マスクの窓から野球を見ればBACK NUMBER
得意の守備も直され、打撃は大改革。
西武・源田壮亮のショート獲り作戦。
text by
安倍昌彦Masahiko Abe
photograph byKyodo News
posted2017/02/09 08:00
辻監督に直々の指導を受けながら、自らの武器である守備を磨きなおす源田壮亮。プロ野球界に、ショートのレギュラーの席は12個しかないのだ。
「2本?」と聞いたら、強い表情で「5本です!」。
この日の練習の最後、“特打”に臨んだ源田壮亮の打ちっぷりがすごかった。
バットに当てるようにしか打っていなかった彼が、ブンブン振って、ライト方向へ長打性の打球をガンガン飛ばす。
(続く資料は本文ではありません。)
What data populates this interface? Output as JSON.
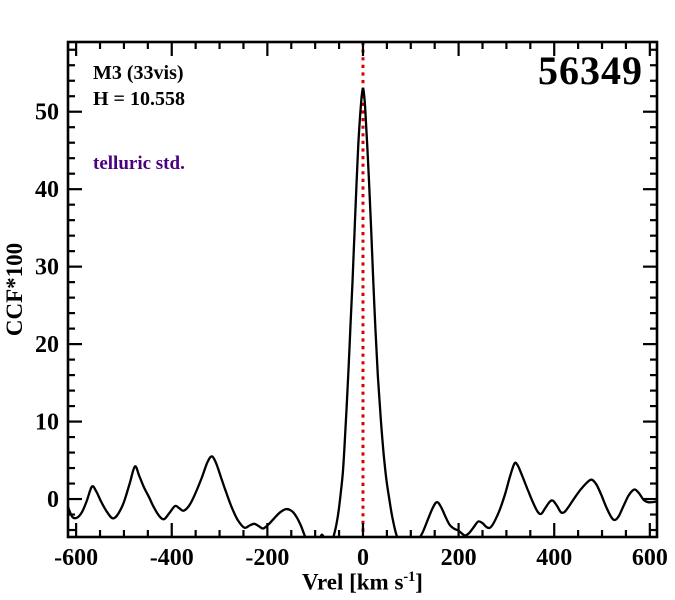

午前のバッティング練習とは、思い切りが違う。怒りのようなものが伝わってきた。
ライナーで右翼100メートルのフェンスを越えた打球も何本か目撃した。愛知学院大の頃からトヨタ自動車、ずっと源田壮亮を見てきているが、彼のフェンスオーバーを初めて見た。
打ち終わって、ケージを出てきた彼に、遠くから「2本?」と指で尋ねた。
すると、一瞬キッとなったような顔で強く首を振って「5本です!」。遠くからはっきり聞こえる声で修正してくれた。
「手だけで触りにいくような打ち方じゃダメだって言われました。下半身の回転でガツンと叩かないと使えないって……。5本放り込むまで終わらないぞって言われたんで、その気で狙って打ちましたから」
顔面を真っ赤にして、目のふちも赤く染めて、源田壮亮の“怒りの特打”が終わった。
フィールディングに抜群の才能を発揮していたから、“まあまあ”でいいと済まされてきたバッティング。見ないふりをしてきた自身の弱点もキャンプ早々にあばかれてしまう、それがプロのきびしさ、残酷さ。
そんな突き落とされ感に打ちひしがれながら、こんちくしょー! と立ち上がろうとしている若者たちが、九州の、そして沖縄のキャンプに何人もいるプロ野球の球春。
今はまだ、始まったばかりである。